As you say, non-degenerate codes have a lot of well-understood machinery that's brought in from the classical side. That helps us from a conceptual stance, and a mathematical one (making rigorous results easier to prove), although, in terms of practical implementation, doesn't necessarily mean that one is easier to implement than the other.
Errors in a degenerate code do not need to be any harder to detect. For example, if you look at the Toric Code, this is degenerate but it's also a stabilizer code, so experimentally, it's just the same. If anything, it's easier because all the observables that we need to measure are local, each comprising just four neighbouring qubits.
Why might you prefer non-degenerate models? I think, really, it comes down to the rigour of the mathematics behind some of the results. For example, things like the quantum Hamming bound apply to non-degenerate codes. We know where we stand. Actually, that gives degenerate codes a potential advantage in that they might be better than the non-degenerate ones. It's just hard to prove. I gave some numerical indications of this at some point for the Toric code: https://arxiv.org/abs/1208.4924. I think I also linked to some previous results for other degenerate codes.

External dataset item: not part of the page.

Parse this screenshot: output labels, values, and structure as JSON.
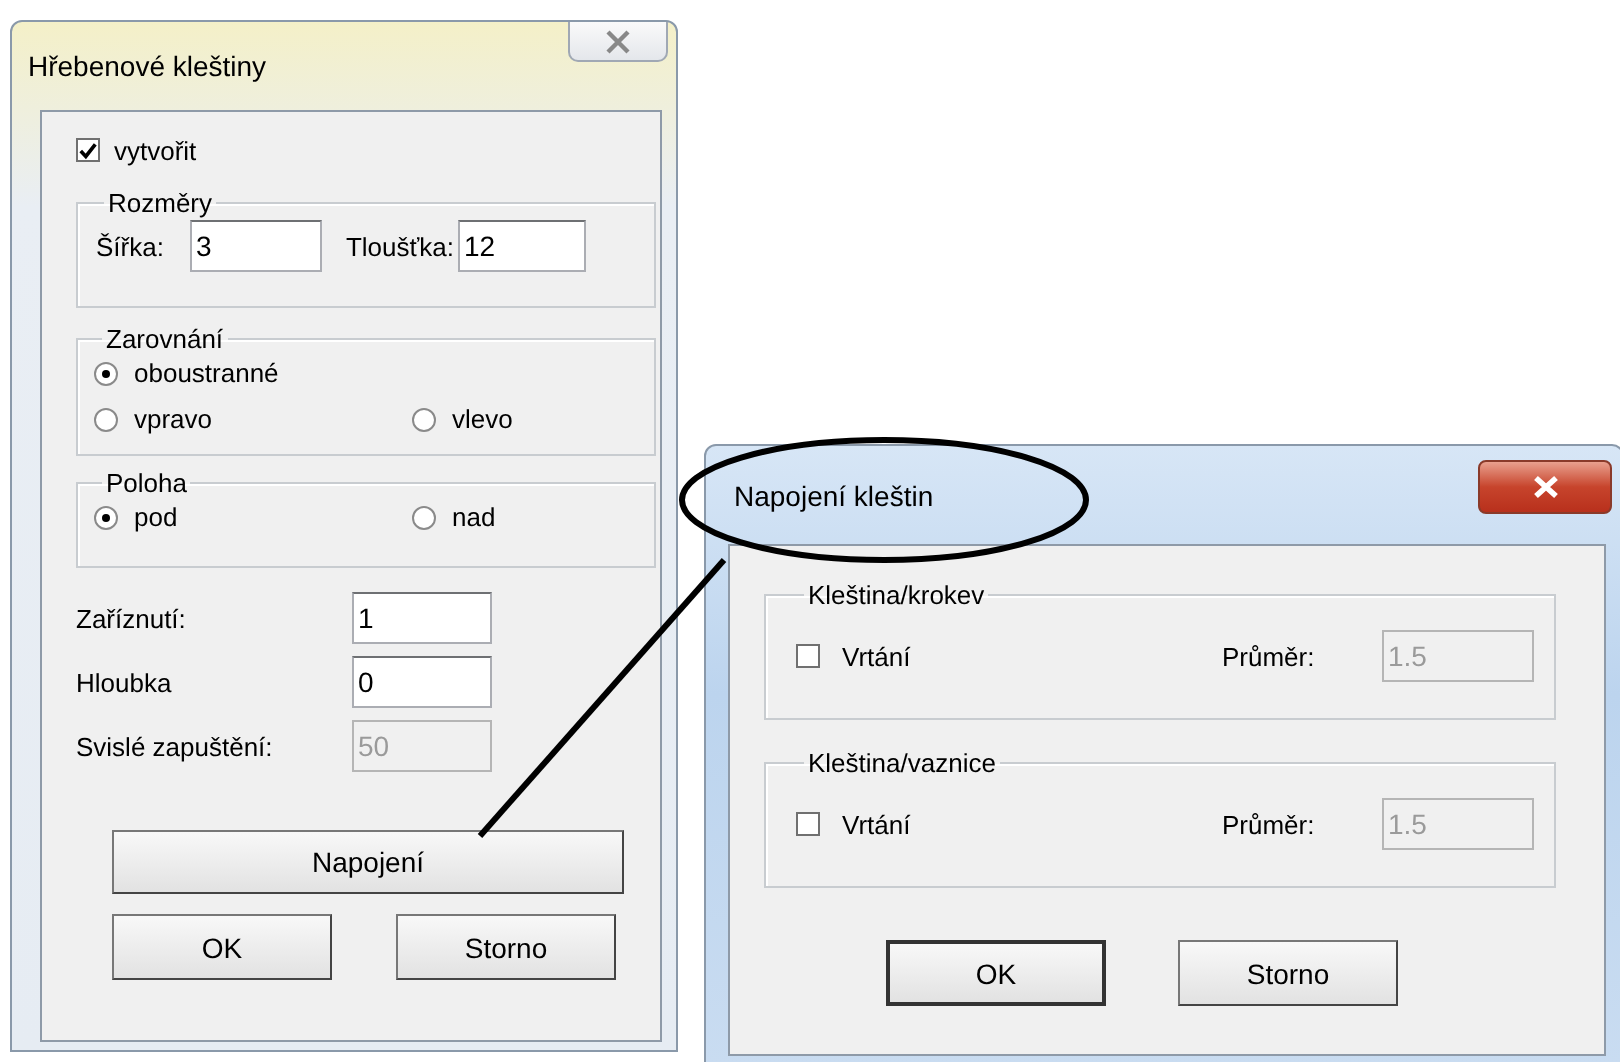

To give an indication of the challenge with the Toric code: an $N\times N$ lattice has a code distance $O(N)$, while there exist non-degenerate codes of the same size with distance $O(N^2)$. So, on paper, this looks bad for degenerate codes. Nevertheless, one can prove (with some effort) that if the error model is independent per-qubit errors, you can correct for an error rate that is finite, i.e. almost all combinations of $O(N^2)$ errors (up to some threshold value) that might typically arise can be corrected. So, we know some of these statements for the Toric code, but let's say you've come up with some wonderful knew degenerate code. How does it behave? No clue! But if you come up with a wonderful new non-degenerate code, you can immediately know a lot of its properties.